California continues to advance towards the most liberal state in the union with this expansion of Reasonable Accommodation.

The Fair Employment and Housing Act deems employer must provide reasonable accommodations to employees who are associated with a person who has disabilities.  This was the judgement in the Castro-Ramirez v. Dependable Highway Express, Inc.

The needed Reasonable Accommodation

As Paul Harvey would say here is the rest of the story.  Plaintiff Luis Castro-Ramirez’ son needed to have a kidney transplant and required daily dialysis.  As it turned out Mr. Ramirez was the only family member who had the ability to operate the dialysis.

Ramirez was a delivery truck driver for Dependable Highway Express, Inc. In 2010 when Mr. Ramirez was hired for (DEH) he informed his supervisor that he had to have a schedule that would accommodate him time in the evening so that Mr. Ramirez would be able to care for his son which would include doing the dialysis.

DEH provides the needed Accommodation

For almost three years, everything was fine.  Mr. Ramirez was granted the schedule needed in order for Mr. Ramirez to accommodate his son’s needs.  However, in 2013 things changed.  In that year of 2013 Mr. Ramirez was given a new supervisor.  When Mr. Ramirez knew that he had a new supervisor he requested the new supervisor to accommodate his situation concerning his son and the special needs that his son had.

DEH’s new supervisor over Mr. Ramirez chooses not to Accommodate.

The new supervisor denied Mr. Ramirez’s request and scheduled him a route that would not allow for him to take care of his son.  Upon hearing this Mr. Ramirez requested another route, but that was also denied.  Because Mr. Ramirez refused his new route DHE terminated his employment with them.

Mr. Ramirez decides to sue after being terminated

At that point Mr. Ramirez sued DHE for disability discrimination based upon association with a person who has a disability.  Additionally, Ramirez sued DHE for failure to accommodate, that part of the suit was soon dropped.

The main point to the suit that Mr. Ramirez filed was that the failure of DHE to provide him with a schedule that would accommodate the needs of his son was in itself discrimination.

The Trial Judge denies the claim, and the appellate court say yes to Mr. Ramirez.

The trial judge did not agree and then Mr. Ramirez appealed his case.  The court of appeals did not agree with the trial judge and reversed the trial judges’ decision.  The appellate court ruled that the FEHA’S statutory language defining “physical disability” also included a person who is associated with a person who had disabilities.

What this means to employers

What this means to employers is that an employee could now be entitled to reasonable accommodations based on the fact that he or she is associated with disabilities.
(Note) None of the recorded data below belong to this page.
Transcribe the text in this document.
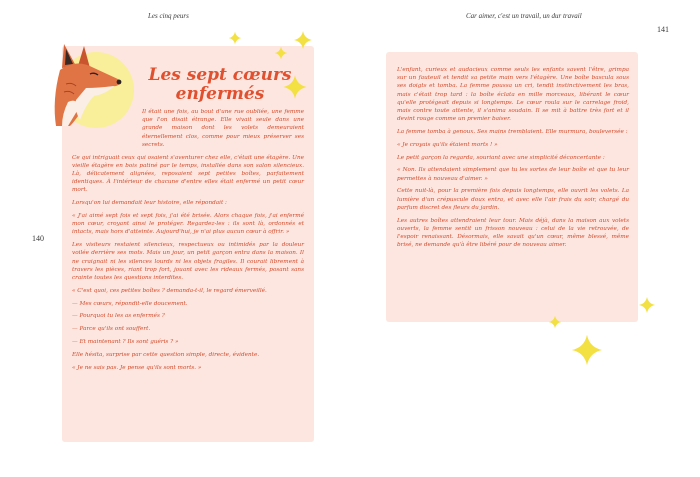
Les cinq peurs	Car aimer, c'est un travail, un dur travail
140
141
Les sept cœurs
enfermés

Il était une fois, au bout d'une rue oubliée, une femme que l'on disait étrange. Elle vivait seule dans une grande maison dont les volets demeuraient éternellement clos, comme pour mieux préserver ses secrets.

Ce qui intriguait ceux qui osaient s'aventurer chez elle, c'était une étagère. Une vieille étagère en bois patiné par le temps, installée dans son salon silencieux. Là, délicatement alignées, reposaient sept petites boîtes, parfaitement identiques. À l'intérieur de chacune d'entre elles était enfermé un petit cœur mort.

Lorsqu'on lui demandait leur histoire, elle répondait :

« J'ai aimé sept fois et sept fois, j'ai été brisée. Alors chaque fois, j'ai enfermé mon cœur, croyant ainsi le protéger. Regardez-les : ils sont là, ordonnés et intacts, mais hors d'atteinte. Aujourd'hui, je n'ai plus aucun cœur à offrir. »

Les visiteurs restaient silencieux, respectueux ou intimidés par la douleur voilée derrière ses mots. Mais un jour, un petit garçon entra dans la maison. Il ne craignait ni les silences lourds ni les objets fragiles. Il courait librement à travers les pièces, riant trop fort, jouant avec les rideaux fermés, posant sans crainte toutes les questions interdites.

« C'est quoi, ces petites boîtes ? demanda-t-il, le regard émerveillé.

— Mes cœurs, répondit-elle doucement.

— Pourquoi tu les as enfermés ?

— Parce qu'ils ont souffert.

— Et maintenant ? Ils sont guéris ? »

Elle hésita, surprise par cette question simple, directe, évidente.

« Je ne sais pas. Je pense qu'ils sont morts. »

L'enfant, curieux et audacieux comme seuls les enfants savent l'être, grimpa sur un fauteuil et tendit sa petite main vers l'étagère. Une boîte bascula sous ses doigts et tomba. La femme poussa un cri, tendit instinctivement les bras, mais c'était trop tard : la boîte éclata en mille morceaux, libérant le cœur qu'elle protégeait depuis si longtemps. Le cœur roula sur le carrelage froid, mais contre toute attente, il s'anima soudain. Il se mit à battre très fort et il devint rouge comme un premier baiser.

La femme tomba à genoux. Ses mains tremblaient. Elle murmura, bouleversée :

« Je croyais qu'ils étaient morts ! »

Le petit garçon la regarda, souriant avec une simplicité déconcertante :

« Non. Ils attendaient simplement que tu les sortes de leur boîte et que tu leur permettes à nouveau d'aimer. »

Cette nuit-là, pour la première fois depuis longtemps, elle ouvrit les volets. La lumière d'un crépuscule doux entra, et avec elle l'air frais du soir, chargé du parfum discret des fleurs du jardin.

Les autres boîtes attendraient leur tour. Mais déjà, dans la maison aux volets ouverts, la femme sentit un frisson nouveau : celui de la vie retrouvée, de l'espoir renaissant. Désormais, elle savait qu'un cœur, même blessé, même brisé, ne demande qu'à être libéré pour de nouveau aimer.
However, this decision of the appellate court was not unanimous.  One of the judges made the point that Mr. Ramirez could have use the California Family Rights Act so in view of that there was not a need to expand the protections into FEHA.

Even though the FEHA provides more protections than the ADA, the dissenting judge warned that the courts should not be expanding the protections without the Legislature’s clear direction.

Now because of this new court decision, Employers must now give proper consideration to requests by employees for an accommodation due to their association with a person with disabilities.

This obligation is in addition to an employer’s responsibility to grant leave under the CFRA to provide care for a family member.  Management and human resources personnel need to be aware of this new requirement.

What employers in California need to do to protect their rights.

In my humble opinion California with all of these new laws is simply driving businesses out of California.  If the state continues to go in this direction the only ones here to tax with be the lawmakers.

I would like to give all California Employers a couple of words of advice.  Number one keep yourselves current with new laws.  While the laws in California are changing rapidly, you the employer will not be given a pass because you were unfamiliar with the new law.

Secondly if you have not developed a good employee handbook get one.  Make sure that the person or company that does your employee handbook is well versed in the new laws as well as the older law.

Developing and employing your Company Handbook today is the best line of defense that you can have as it applies to keeping out of court.